Depuis quelques jours, un débat est relancé sur l'origine des maladies zoonotiques, transmises de l'animal à l'homme, à la suite de l'épisode du MV Hondius, un navire de croisière attendu aux Canaries avec à son bord un foyer d'hantavirus. Selon Franceinfo - Santé, le leader insoumis Jean-Luc Mélenchon estime que les zoonoses se multiplient à cause de la chute de la biodiversité et du changement climatique.
Ce débat trouve son origine dans les récents cas d'hantavirus, une maladie rare en France, mais dont la zone d'endémie s'étend. Jean-Luc Mélenchon a déclaré sur X : « Hantavirus : nouvel exemple de maladie écologique. Les zoonoses se multiplient à cause de la chute de la biodiversité et du changement climatique. Qu’a fait Macron pour nous préparer ? Rien sinon détruire ce qui était le meilleur système de santé du monde. »
Ce qu'il faut retenir
- Le lien entre l'effondrement de la biodiversité et la propagation des zoonoses est largement documenté.
- Le changement climatique est considéré comme un facteur aggravant indirect plutôt que comme une cause directe.
- La biodiversité riche joue un rôle protecteur en diluant les virus entre de nombreuses espèces.
Le lien entre biodiversité et zoonoses
Le mécanisme de transmission des zoonoses est connu. Lorsque l'on déforeste, intensifie l'élevage ou grignote les prairies, on rapproche les humains des animaux porteurs de virus, ce qui favorise le risque de transmission. Selon Serge Morand, biologiste au CNRS et spécialiste des maladies transmises par les rongeurs, « quand on déforeste, quand on intensifie l'élevage, quand on grignote les prairies, on rapproche les humains des animaux porteurs de virus et on favorise le risque de transmission ».

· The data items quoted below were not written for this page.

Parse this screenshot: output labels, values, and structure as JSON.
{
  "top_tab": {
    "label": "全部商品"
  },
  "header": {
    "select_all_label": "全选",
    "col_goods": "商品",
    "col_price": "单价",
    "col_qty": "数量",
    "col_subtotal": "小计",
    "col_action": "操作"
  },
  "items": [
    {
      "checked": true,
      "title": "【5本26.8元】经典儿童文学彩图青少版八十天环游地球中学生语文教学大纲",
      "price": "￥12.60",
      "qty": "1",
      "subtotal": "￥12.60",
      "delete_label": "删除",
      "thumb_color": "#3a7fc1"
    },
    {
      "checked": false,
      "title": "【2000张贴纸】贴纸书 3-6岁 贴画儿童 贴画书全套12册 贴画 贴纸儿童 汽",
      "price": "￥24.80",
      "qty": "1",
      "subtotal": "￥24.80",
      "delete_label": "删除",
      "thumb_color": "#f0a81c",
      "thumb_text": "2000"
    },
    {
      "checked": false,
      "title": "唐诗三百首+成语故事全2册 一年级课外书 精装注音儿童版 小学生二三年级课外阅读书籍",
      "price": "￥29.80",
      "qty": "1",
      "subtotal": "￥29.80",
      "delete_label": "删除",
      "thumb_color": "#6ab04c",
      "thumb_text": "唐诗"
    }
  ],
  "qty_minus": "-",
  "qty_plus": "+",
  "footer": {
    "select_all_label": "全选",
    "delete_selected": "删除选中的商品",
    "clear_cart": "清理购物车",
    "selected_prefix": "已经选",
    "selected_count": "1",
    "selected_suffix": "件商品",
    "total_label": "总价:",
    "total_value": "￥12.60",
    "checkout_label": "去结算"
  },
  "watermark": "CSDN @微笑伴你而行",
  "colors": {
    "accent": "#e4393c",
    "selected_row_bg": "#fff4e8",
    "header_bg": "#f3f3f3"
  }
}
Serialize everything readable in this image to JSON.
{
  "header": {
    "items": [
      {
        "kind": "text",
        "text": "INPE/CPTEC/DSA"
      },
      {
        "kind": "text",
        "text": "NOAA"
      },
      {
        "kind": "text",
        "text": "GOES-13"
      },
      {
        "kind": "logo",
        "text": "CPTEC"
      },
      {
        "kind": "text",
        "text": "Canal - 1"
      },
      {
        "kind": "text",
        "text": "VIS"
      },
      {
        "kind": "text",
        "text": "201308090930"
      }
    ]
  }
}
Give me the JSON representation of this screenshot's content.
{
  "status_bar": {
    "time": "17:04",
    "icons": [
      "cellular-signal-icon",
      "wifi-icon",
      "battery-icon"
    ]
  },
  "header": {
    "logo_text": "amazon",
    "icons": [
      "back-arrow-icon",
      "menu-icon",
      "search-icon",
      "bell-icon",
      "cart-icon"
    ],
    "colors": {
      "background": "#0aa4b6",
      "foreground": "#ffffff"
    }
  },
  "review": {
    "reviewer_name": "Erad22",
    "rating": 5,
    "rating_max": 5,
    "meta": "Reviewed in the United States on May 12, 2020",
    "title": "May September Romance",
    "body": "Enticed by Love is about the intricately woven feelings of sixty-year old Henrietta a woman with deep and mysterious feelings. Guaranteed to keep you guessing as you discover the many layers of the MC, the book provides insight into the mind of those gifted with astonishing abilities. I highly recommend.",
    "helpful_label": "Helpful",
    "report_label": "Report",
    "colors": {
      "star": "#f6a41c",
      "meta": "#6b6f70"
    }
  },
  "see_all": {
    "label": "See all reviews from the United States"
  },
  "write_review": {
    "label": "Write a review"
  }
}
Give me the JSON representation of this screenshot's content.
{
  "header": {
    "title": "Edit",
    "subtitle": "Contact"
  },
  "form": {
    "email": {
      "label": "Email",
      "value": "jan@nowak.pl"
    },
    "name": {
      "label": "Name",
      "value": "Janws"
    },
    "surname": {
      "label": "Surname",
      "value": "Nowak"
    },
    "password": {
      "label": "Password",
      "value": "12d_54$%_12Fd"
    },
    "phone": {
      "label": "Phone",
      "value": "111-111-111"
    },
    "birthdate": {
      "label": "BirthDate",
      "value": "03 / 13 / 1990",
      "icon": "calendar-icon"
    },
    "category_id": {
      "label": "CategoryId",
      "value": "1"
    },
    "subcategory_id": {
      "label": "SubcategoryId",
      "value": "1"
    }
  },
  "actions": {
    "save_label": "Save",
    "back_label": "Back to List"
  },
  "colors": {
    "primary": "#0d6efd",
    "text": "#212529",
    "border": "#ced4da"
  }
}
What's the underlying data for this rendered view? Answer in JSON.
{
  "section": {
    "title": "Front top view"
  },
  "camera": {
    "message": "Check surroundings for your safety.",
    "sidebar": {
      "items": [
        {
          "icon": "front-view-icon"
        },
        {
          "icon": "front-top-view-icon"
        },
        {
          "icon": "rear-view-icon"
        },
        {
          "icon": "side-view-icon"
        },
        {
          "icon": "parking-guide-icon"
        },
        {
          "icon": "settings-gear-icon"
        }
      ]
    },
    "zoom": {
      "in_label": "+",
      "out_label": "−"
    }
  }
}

Certaines espèces s'adaptent à notre environnement, notamment les rongeurs et les moustiques, ce qui augmente le risque de transmission des virus. La biodiversité riche joue un rôle protecteur en diluant les virus entre de nombreuses espèces, réduisant ainsi le risque de transmission à l'humain.
Le rôle du changement climatique
Le changement climatique est considéré comme un facteur aggravant indirect plutôt que comme une cause directe de la multiplication des zoonoses. Il n'existe pas de lien direct établi entre réchauffement climatique et hantavirus, mais un effet indirect qui passe principalement par la perte de biodiversité et la modification de l'écologie des rongeurs.
Serge Morand précise que le dérèglement climatique provoque de plus en plus de phénomènes météorologiques extrêmes, comme les tempêtes, qui ont une incidence sur la densité et les déplacements des rongeurs. Les populations de rongeurs porteurs potentiels d'hantavirus connaissent régulièrement des « pullulations », c'est-à-dire des explosions démographiques qui peuvent multiplier leur densité par 50, 300, voire 500 dans le cas des campagnols européens.
Les conséquences en France
En France, l'hantavirus reste une maladie rare avec environ 100 cas par an, principalement dus au virus Puumala. Cependant, selon Santé publique France, la zone d'endémie s'étend. Quelque 43 départements ont aujourd'hui enregistré au moins un cas, contre 31 en 2015. Cette extension géographique est cohérente avec l'évolution des écosystèmes et des conditions climatiques.
En conclusion, la multiplication des zoonoses est un problème complexe qui nécessite une approche globale, prenant en compte à la fois la biodiversité et le changement climatique. Il est essentiel de continuer à suivre de près l'évolution de la situation et de prendre des mesures concrètes pour prévenir la transmission de ces maladies.